Survivors who previously underwent HCT are at an increased risk for long-term complications. Guidelines recommend long-term follow-up for these patients, including screening and management of any potential complications. However, as survivorship continues to improve, disparities among care can become “fragmented,” Majhail said.
“You don’t have that care coordination you need to make sure you are getting the care that you need. The whole idea of generating a care plan was to come up with a tool that could empower patients to know what kind of follow-up they need, or what kind of exposures they may have had that would put them at risk for certain complications.”
Therefore, the researchers conducted a randomized study to evaluate the impact of summaries and care plans on survivors’ confidence in survivorship information, and on cancer treatment distress, knowledge of transplant exposures health behaviors, health care utilization, and health general self-efficacy.
Survivors in the study were required to be 18 years or older, one to five years after transplantation, proficient in English, and without relapse of second cancers.
The researchers generated treatment summaries using patient-specific clinical data submitted by transplant centers to the Center for International Blood and Marrow Transplant Research (CIBMTR), and focus group feedback from patients/caregivers, HCT physicians/nurses/social workers and general hematologist and oncologists informed the design of paper-based survivorship care plans. Individualized care plans were then developed based on patient risk factors and treatment exposures such as age, sex, HCT type, graft-versus-host disease (GVHD), and use of total body irradiation or steroids. The researchers then published guidelines for long-term follow-up of HCT survivors.
“It is a two-sided, one-page treatment summary that tells patients and their providers what were the key things they got around their transplant,” Majhail, also a member of the Case Comprehensive Cancer Center at Case Western Reserve University School of Medicine, said…

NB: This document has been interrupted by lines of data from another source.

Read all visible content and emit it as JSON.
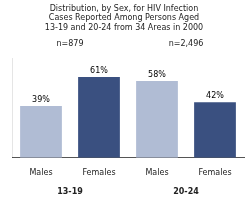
{
  "chart_data": {
    "type": "bar",
    "title": "Distribution, by Sex, for HIV Infection\nCases Reported Among Persons Aged\n13-19 and 20-24 from 34 Areas in 2000",
    "categories": [
      "Males",
      "Females",
      "Males",
      "Females"
    ],
    "values": [
      39,
      61,
      58,
      42
    ],
    "value_labels": [
      "39%",
      "61%",
      "58%",
      "42%"
    ],
    "data_labels": true,
    "colors": [
      "#b0bcd4",
      "#3a5080",
      "#b0bcd4",
      "#3a5080"
    ],
    "group_labels": [
      "13-19",
      "20-24"
    ],
    "annotations": [
      "n=879",
      "n=2,496"
    ],
    "ylim": [
      0,
      75
    ],
    "grid": false,
    "tick_labels": "x"
  }
}
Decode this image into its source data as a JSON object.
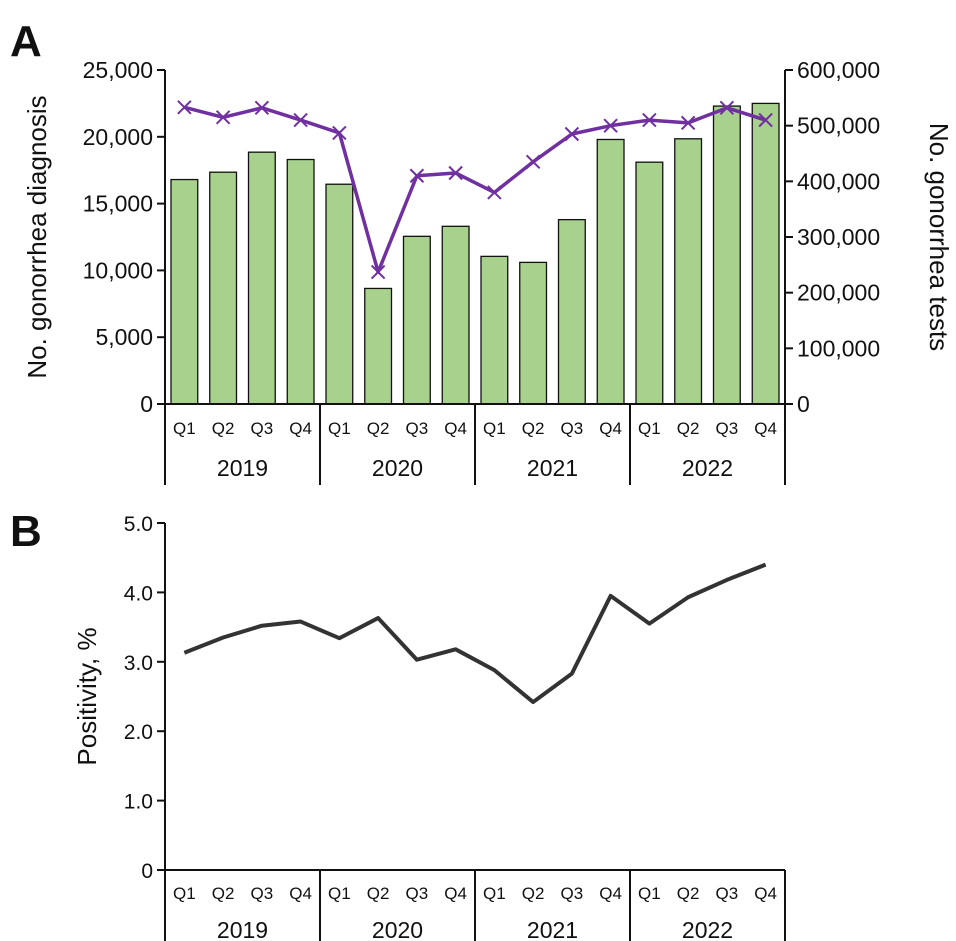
{
  "chart_data": [
    {
      "panel": "A",
      "type": "bar",
      "categories": [
        "Q1",
        "Q2",
        "Q3",
        "Q4",
        "Q1",
        "Q2",
        "Q3",
        "Q4",
        "Q1",
        "Q2",
        "Q3",
        "Q4",
        "Q1",
        "Q2",
        "Q3",
        "Q4"
      ],
      "groups": [
        {
          "label": "2019",
          "start": 0,
          "end": 3
        },
        {
          "label": "2020",
          "start": 4,
          "end": 7
        },
        {
          "label": "2021",
          "start": 8,
          "end": 11
        },
        {
          "label": "2022",
          "start": 12,
          "end": 15
        }
      ],
      "series": [
        {
          "kind": "bar",
          "axis": "left",
          "color": "#a9d18e",
          "values": [
            16800,
            17350,
            18850,
            18300,
            16450,
            8650,
            12550,
            13300,
            11050,
            10600,
            13800,
            19800,
            18100,
            19850,
            22300,
            22500
          ]
        },
        {
          "kind": "line",
          "axis": "right",
          "color": "#7030a0",
          "marker": "x",
          "values": [
            533000,
            515000,
            532000,
            510000,
            487000,
            237000,
            410000,
            415000,
            380000,
            435000,
            485000,
            500000,
            510000,
            505000,
            532000,
            510000
          ]
        }
      ],
      "ylabel": "No. gonorrhea diagnosis",
      "y2label": "No. gonorrhea tests",
      "ylim": [
        0,
        25000
      ],
      "y2lim": [
        0,
        600000
      ],
      "yticks": [
        "0",
        "5,000",
        "10,000",
        "15,000",
        "20,000",
        "25,000"
      ],
      "y2ticks": [
        "0",
        "100,000",
        "200,000",
        "300,000",
        "400,000",
        "500,000",
        "600,000"
      ]
    },
    {
      "panel": "B",
      "type": "line",
      "categories": [
        "Q1",
        "Q2",
        "Q3",
        "Q4",
        "Q1",
        "Q2",
        "Q3",
        "Q4",
        "Q1",
        "Q2",
        "Q3",
        "Q4",
        "Q1",
        "Q2",
        "Q3",
        "Q4"
      ],
      "groups": [
        {
          "label": "2019",
          "start": 0,
          "end": 3
        },
        {
          "label": "2020",
          "start": 4,
          "end": 7
        },
        {
          "label": "2021",
          "start": 8,
          "end": 11
        },
        {
          "label": "2022",
          "start": 12,
          "end": 15
        }
      ],
      "series": [
        {
          "kind": "line",
          "color": "#333333",
          "values": [
            3.13,
            3.35,
            3.52,
            3.58,
            3.34,
            3.63,
            3.03,
            3.18,
            2.88,
            2.42,
            2.83,
            3.95,
            3.55,
            3.93,
            4.18,
            4.4
          ]
        }
      ],
      "ylabel": "Positivity, %",
      "ylim": [
        0,
        5
      ],
      "yticks": [
        "0",
        "1.0",
        "2.0",
        "3.0",
        "4.0",
        "5.0"
      ]
    }
  ],
  "panels": {
    "a_label": "A",
    "b_label": "B"
  }
}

The researchers observed that receiving a survivorship care plan was not associated with a change in survivors’ confidence in survivorship information, however, this was significantly associated with reductions in cancer treatment distress. They noted this decrease in distress was independent of factors such as sex, transplant type, GVHD status, diagnosis and health literacy.
“To make this study as applicable as possible, the effect we saw in improving distress, that was purely giving them this care plan,” Majhail explained. “We did not do anything else. We were not calling them every so often, doing a follow-up or getting this assessment. We gave them a care plan and then followed them six months later. So, just giving them a care plan has this effect. It will hopefully be very useful.”

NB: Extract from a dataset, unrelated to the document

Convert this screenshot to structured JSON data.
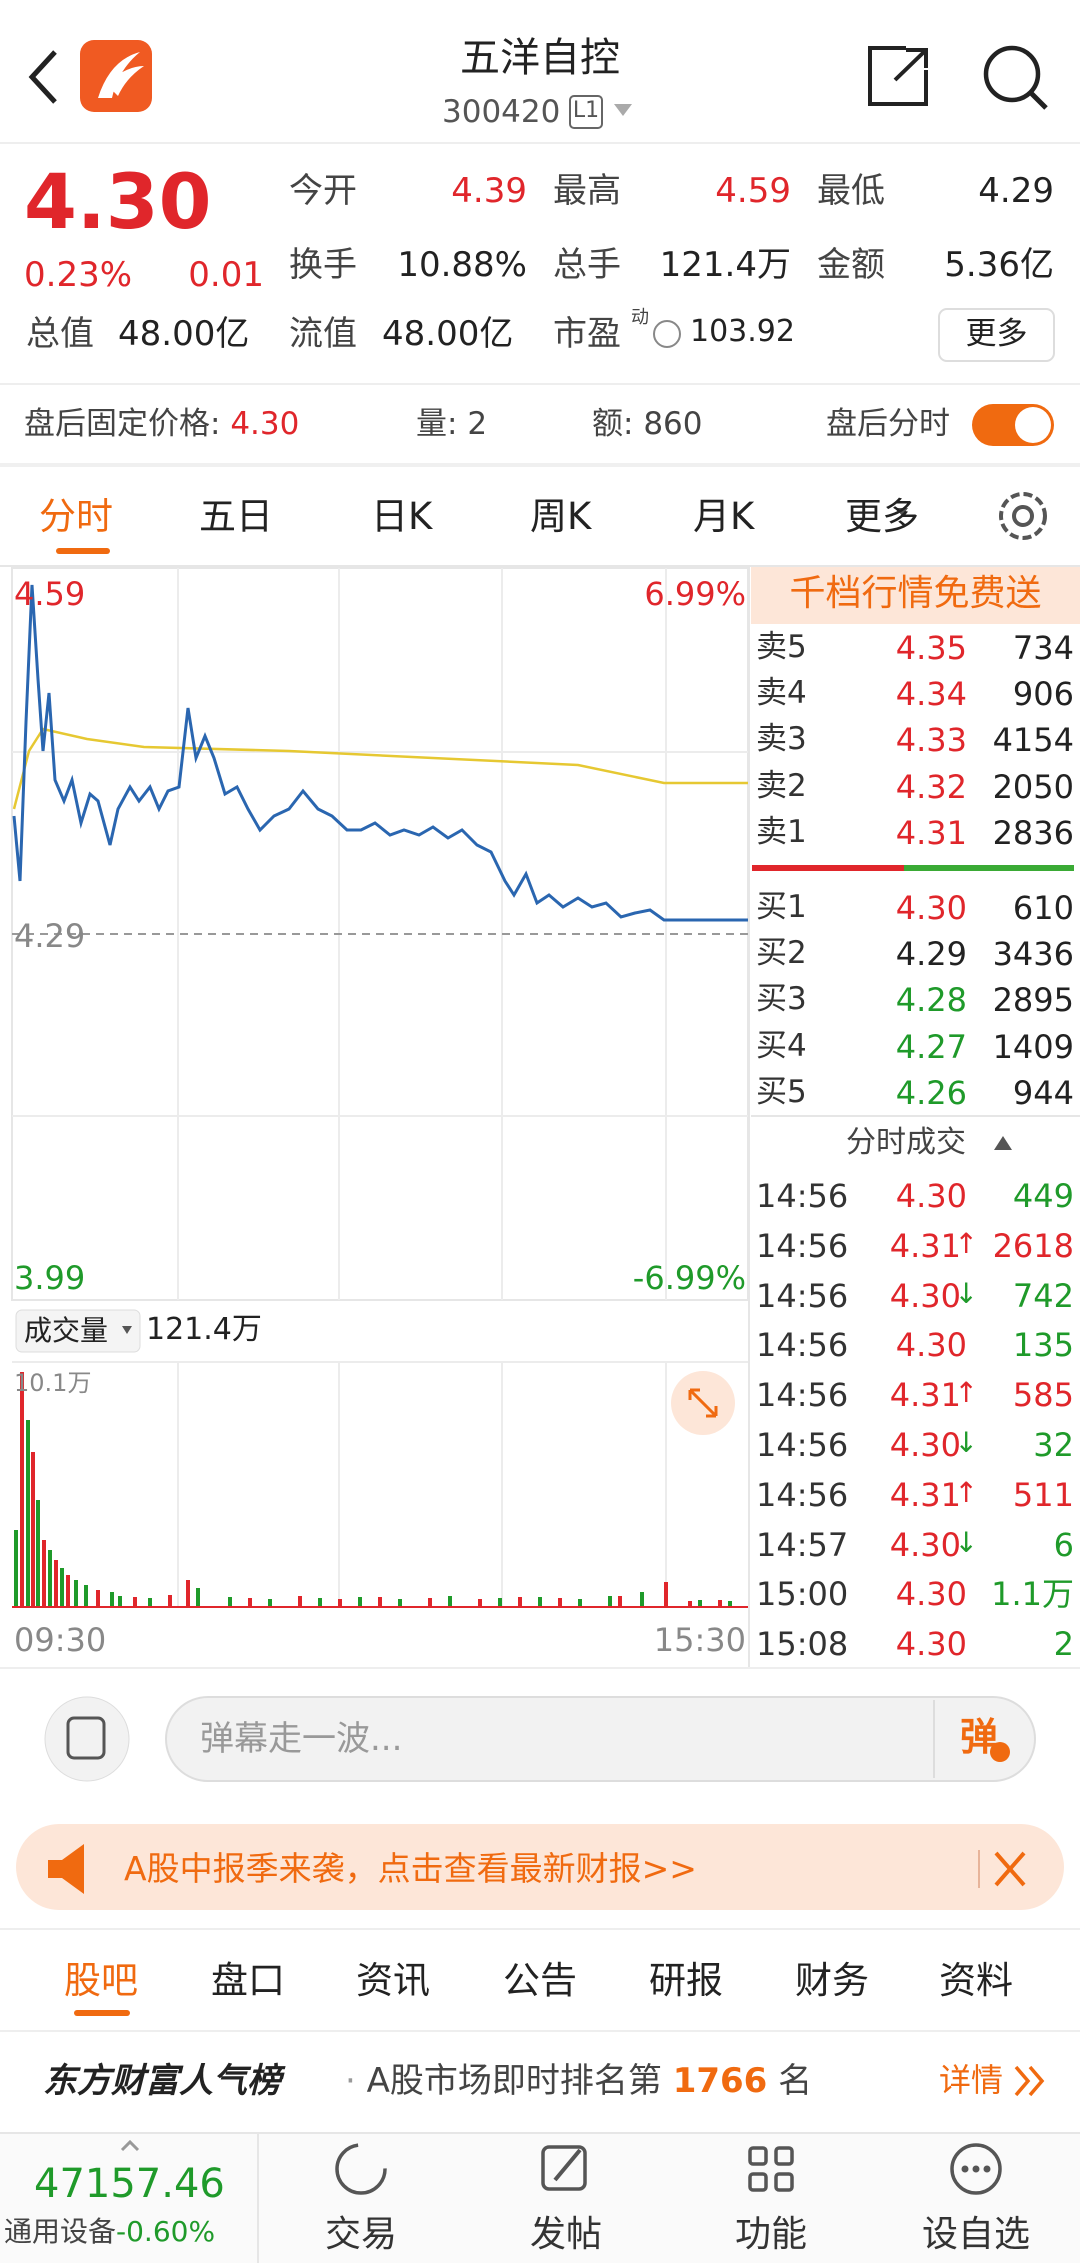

Lastly, the researchers found that younger patients appeared to have higher levels of cancer treatment distress, however, patient age had no association with the impact of survivorship care plans. In addition, no effect from care plans was observed on other secondary outcomes.
In conjunction with these results, Majhail recommends that patients be their own advocates in their survivorship plans. “The key messages for patients would be to empower yourself with information about what kinds of treatments you have had, what kind of care do you need moving forward. Be your own advocate. Advocate for your own long-term care, your own health and work with your providers on that.”